Speech recognition technology allows us to ask Siri to check the weather for tomorrow, or to ask Alexa to play our favorite song.
But those technologies require audible speech. What if a person can’t speak, or if vocalized speech in a particular setting isn’t appropriate?
Cheng Zhang, assistant professor of information science in the Cornell Ann S. Bowers College of Computing and Information Science, and doctoral student Ruidong Zhang have an answer: SpeeChin, a silent-speech recognition (SSR) device that can identify silent commands using images of skin deformation in the neck and face captured by a neck-mounted infrared (IR) camera.
The technology is detailed in “SpeeChin: A Smart Necklace for Silent Speech Recognition,” published Dec. 31 in Proceedings of the Association of Computing Machinery on Interactive, Mobile, Wearable and Ubiquitous Technologies.
Ruidong Zhang is also presenting the paper in October at the Ubiquitous Computing (UbiComp 2022) conference.
“There are two questions: First, why a necklace?
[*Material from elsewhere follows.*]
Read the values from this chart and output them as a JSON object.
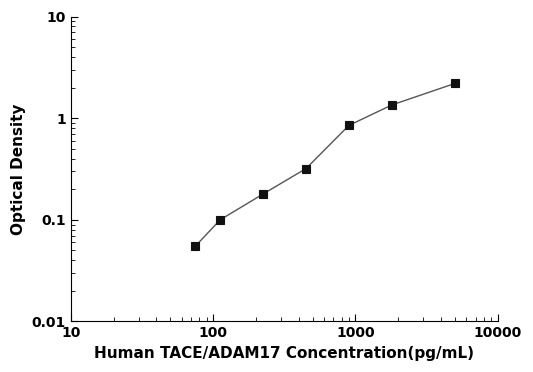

And second, why silent speech?” Zhang said. “We feel a necklace is a form factor that people are used to, as opposed to ear-mounted devices, which may not be as comfortable. As far as silent speech, people may think, ‘I already have a speech recognition device on my phone.’ But you need to vocalize sound for those, and that may not always be socially appropriate, or the person may not be able to vocalize speech.
“This device has the potential to learn a person’s speech patterns, even with silent speech,” he said.
“We’re introducing an entirely new form factor, new hardware, into this field,” said Ruidong Zhang, who built the original prototype in 2020 at his home in China, while completing the first year of his doctoral program remotely.
The device is similar in appearance to NeckFace, a technology Cheng Zhang and his SciFi Lab team members unveiled last year. NeckFace continuously tracks full facial expressions by using infrared cameras to capture images of the chin and face from beneath the neck.
Like NeckFace, SpeeChin features an IR camera mounted on a 3D-printed necklace case, which is hung on a silver chain with the camera pointing up at the wearer’s chin. For increased stability, the developers designed a wing on each side, and placed a coin on the bottom.
Convenience and privacy, Cheng Zhang said, are two reasons that a necklace-mounted IR camera could be preferrable to a traditional camera in front of the face. “A camera in front of your face is taking pictures of what’s behind you,” he said, “and that raises privacy concerns.”
For their initial experimentation, which featured 20 participants (10 speaking English, 10 Mandarin Chinese), measurements were taken to determine the baseline position of the chin, then differential images were used to train the device to recognize simple commands.
Ruidong Zhang had participants utter 54 commands in English, consisting of digits, interactive commands, voice assistant commands, punctuation commands and navigation commands. He then did the same with 44 simple Mandarin words or phrases.
SpeeChin recognized commands in English and Mandarin with an average accuracy of 90.5% and 91.6%, respectively. To further test its limits, the researchers conducted another study with 10 participants, all silently uttering a specially designed list of 72 one-syllable “nonwords” using phonemes – combinations of 18 consonants and four vowels.
Finally, the researchers recruited six participants to utter 10 Mandarin and 10 English phrases while walking. Success rates were lower in this study, due in part to the variation in walking styles (more versus less head movement, for example) among the participants.
The project illustrates the power of determination: Ruidong Zhang built a lab in his home, complete with soldering station, and recruited people in his hometown as study participants.
“But because I live in a small city and it’s hard to find people who speak English,” he said, “we actually ended up in HangZhou, at Zhejiang University, to recruit English-speakers. It was an unforgettable experience for me.”
Support for this work came from the Cornell Department of Information Science, and partially from a Shanghai Jiao Tong University-Cornell seed grant from the Cornell China Center.